Palacio Real, con la escalinata en la que ocurrieron los hechos

Inmediatamente la guardia personal reaccionó y detuvo al magnicida, mientras el rey era conducido rápidamente al interior del palacio.
Allí médicos y cirujanos de la corte se emplearon a fondo para salvar la vida del rey que pese a estar gravemente herido, con gran pérdida de sangre al afectarle el paquete vascular del cuello, parecía no revestir excesiva gravedad.

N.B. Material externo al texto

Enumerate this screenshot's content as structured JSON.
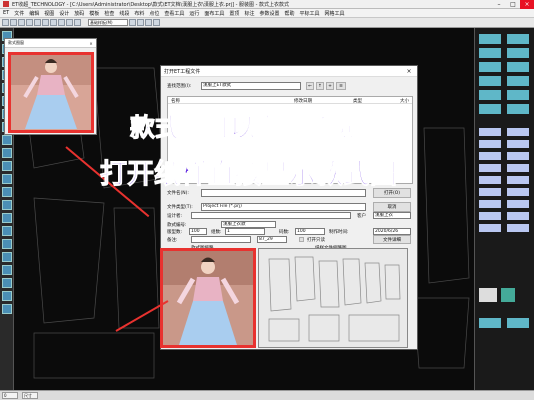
{
  "titlebar": {
    "text": "ET收超_TECHNOLOGY - [C:\\Users\\Administrator\\Desktop\\款式\\ET文档\\漢服上衣\\漢服上衣.prj] - 服装图 - 款式上衣款式"
  },
  "menu": [
    "ET",
    "文件",
    "编辑",
    "视图",
    "设计",
    "放码",
    "模板",
    "检查",
    "线段",
    "布料",
    "点位",
    "查看工具",
    "运行",
    "面布工具",
    "置顶",
    "标注",
    "参数设置",
    "帮助",
    "平标工具",
    "网格工具"
  ],
  "toolbar": {
    "layer_select": "基础样板(M)"
  },
  "preview_window": {
    "title": "款式图窗"
  },
  "dialog": {
    "title": "打开ET工程文件",
    "lookin_label": "查找范围(I):",
    "lookin_value": "漢服上ET款式",
    "col_name": "名称",
    "col_date": "修改日期",
    "col_type": "类型",
    "col_size": "大小",
    "filename_label": "文件名(N):",
    "filetype_label": "文件类型(T):",
    "filetype_value": "Project File (*.prj)",
    "open_btn": "打开(O)",
    "cancel_btn": "取消",
    "designer_label": "设计者:",
    "client_label": "客户",
    "client_value": "漢服上衣",
    "style_no_label": "款式编号:",
    "style_no_value": "漢服上衣款",
    "count_label": "版型数:",
    "count_value": "100",
    "group_label": "组数:",
    "group_value": "1",
    "size_label": "码数:",
    "size_value": "100",
    "time_label": "制作时间:",
    "time_value": "2020/6/26",
    "note_label": "备注:",
    "note_value": "87_29",
    "readonly_label": "打开只读",
    "detail_btn": "文件详细",
    "style_img_label": "款式图缩略",
    "paper_img_label": "纸样文件缩略图"
  },
  "overlay": {
    "line1": "款式图可以直接预览",
    "line2": "打开纸样直接显示款式图"
  },
  "status": {
    "cell1": "0",
    "cell2": "尺寸"
  },
  "colors": {
    "accent_red": "#e8322f",
    "headline_purple": "#5a1fe0",
    "canvas": "#0b0b0b"
  }
}
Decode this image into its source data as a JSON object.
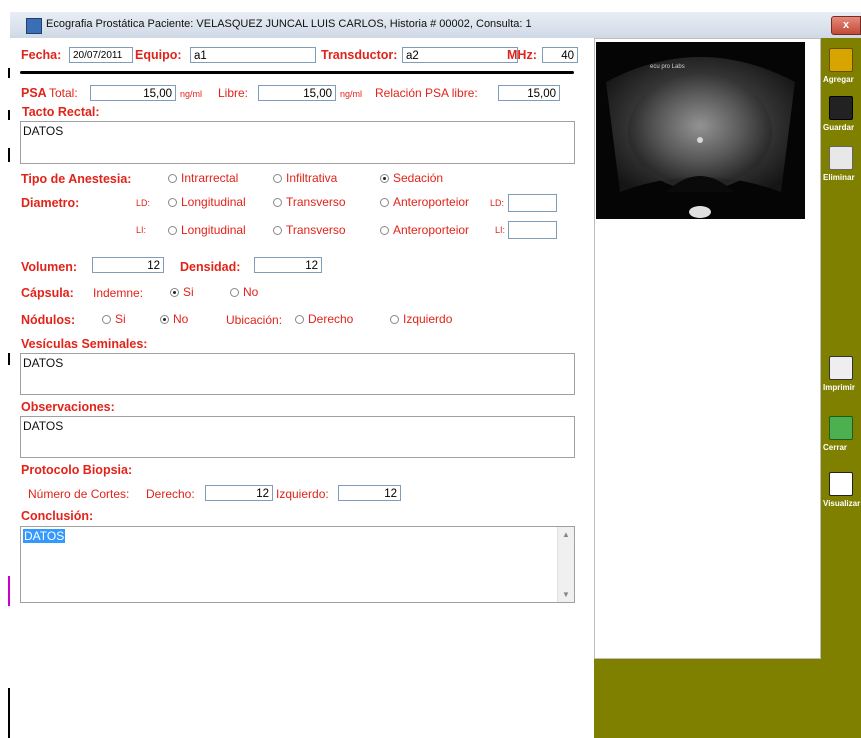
{
  "window": {
    "title": "Ecografia Prostática  Paciente: VELASQUEZ JUNCAL LUIS CARLOS, Historia # 00002, Consulta: 1",
    "close_label": "x"
  },
  "header": {
    "fecha_label": "Fecha:",
    "fecha_value": "20/07/2011",
    "equipo_label": "Equipo:",
    "equipo_value": "a1",
    "transductor_label": "Transductor:",
    "transductor_value": "a2",
    "mhz_label": "MHz:",
    "mhz_value": "40"
  },
  "psa": {
    "label": "PSA",
    "total_label": "Total:",
    "total_value": "15,00",
    "unit1": "ng/ml",
    "libre_label": "Libre:",
    "libre_value": "15,00",
    "unit2": "ng/ml",
    "relacion_label": "Relación PSA libre:",
    "relacion_value": "15,00"
  },
  "tacto": {
    "label": "Tacto Rectal:",
    "value": "DATOS"
  },
  "anestesia": {
    "label": "Tipo de Anestesia:",
    "options": [
      "Intrarrectal",
      "Infiltrativa",
      "Sedación"
    ],
    "selected": "Sedación"
  },
  "diametro": {
    "label": "Diametro:",
    "ld_label": "LD:",
    "li_label": "LI:",
    "options": [
      "Longitudinal",
      "Transverso",
      "Anteroporteior"
    ],
    "ld_box_label": "LD:",
    "li_box_label": "LI:",
    "ld_value": "",
    "li_value": ""
  },
  "volumen": {
    "label": "Volumen:",
    "value": "12",
    "densidad_label": "Densidad:",
    "densidad_value": "12"
  },
  "capsula": {
    "label": "Cápsula:",
    "indemne_label": "Indemne:",
    "si": "Si",
    "no": "No",
    "selected": "Si"
  },
  "nodulos": {
    "label": "Nódulos:",
    "si": "Si",
    "no": "No",
    "selected": "No",
    "ubicacion_label": "Ubicación:",
    "derecho": "Derecho",
    "izquierdo": "Izquierdo"
  },
  "vesiculas": {
    "label": "Vesículas Seminales:",
    "value": "DATOS"
  },
  "observaciones": {
    "label": "Observaciones:",
    "value": "DATOS"
  },
  "biopsia": {
    "label": "Protocolo Biopsia:",
    "cortes_label": "Número de Cortes:",
    "derecho_label": "Derecho:",
    "derecho_value": "12",
    "izquierdo_label": "Izquierdo:",
    "izquierdo_value": "12"
  },
  "conclusion": {
    "label": "Conclusión:",
    "value": "DATOS"
  },
  "ultrasound": {
    "text_top": "ecu pro Labs"
  },
  "toolbar": {
    "agregar": "Agregar",
    "guardar": "Guardar",
    "eliminar": "Eliminar",
    "imprimir": "Imprimir",
    "cerrar": "Cerrar",
    "visualizar": "Visualizar"
  },
  "colors": {
    "accent": "#e2231a",
    "toolbar_bg": "#808000"
  }
}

Los ánimos de la concurrencia se alteraron y todos contra la monarquía, provocaron serios disturbios, hasta el extremo de que la reina Isabel ordenó a la flota real, que estaba fondeada a escasa distancia de tierra, que se aproximara al puerto, por si era necesario y oportuno salir de Cataluña lo más rápido posible.
Pero los ánimos fueron calmándose cuando el pueblo conoció que el rey estaba fuera de peligro y que en unos días se encontraría restablecido.
Tras la confusión de los primeros momentos, el interrogatorio de Canyamars trataba de aclarar si había sido una actuación en solitario o si formaba parte de una conjura.
Sometido a tortura confesó primero que había actuado por inspiración del Espíritu Santo, pero luego se desdijo asegurando que su inspirador era el mismísimo demonio que en sus visiones le aseguraba que cuando el rey muriera él ocuparía su lugar.
Repuesto ya el rey de su herida, que al final no resultó demasiado grave, comprendiendo que el agresor era un demente, le perdonó la vida, pero el Consejo Real que lo juzgaba, lo condenó a muerte y así, cinco días después fue paseado públicamente en un carro por las calles de Barcelona y finalmente entregado a la chusma que lo apedreó, descuartizó y quemó su cuerpo.
Curiosamente, durante siglos, el hecho pasó desapercibido, pero recientemente algunas voces han comenzado a calificarlo como un acto de patriotismo.
No sé si algún lector encontrará paralelismo, o siquiera un leve halo de similitud entre aquella arcaicas situaciones y otras que vivimos más recientemente; de ser así no es esa la intención que quien escribe estas líneas.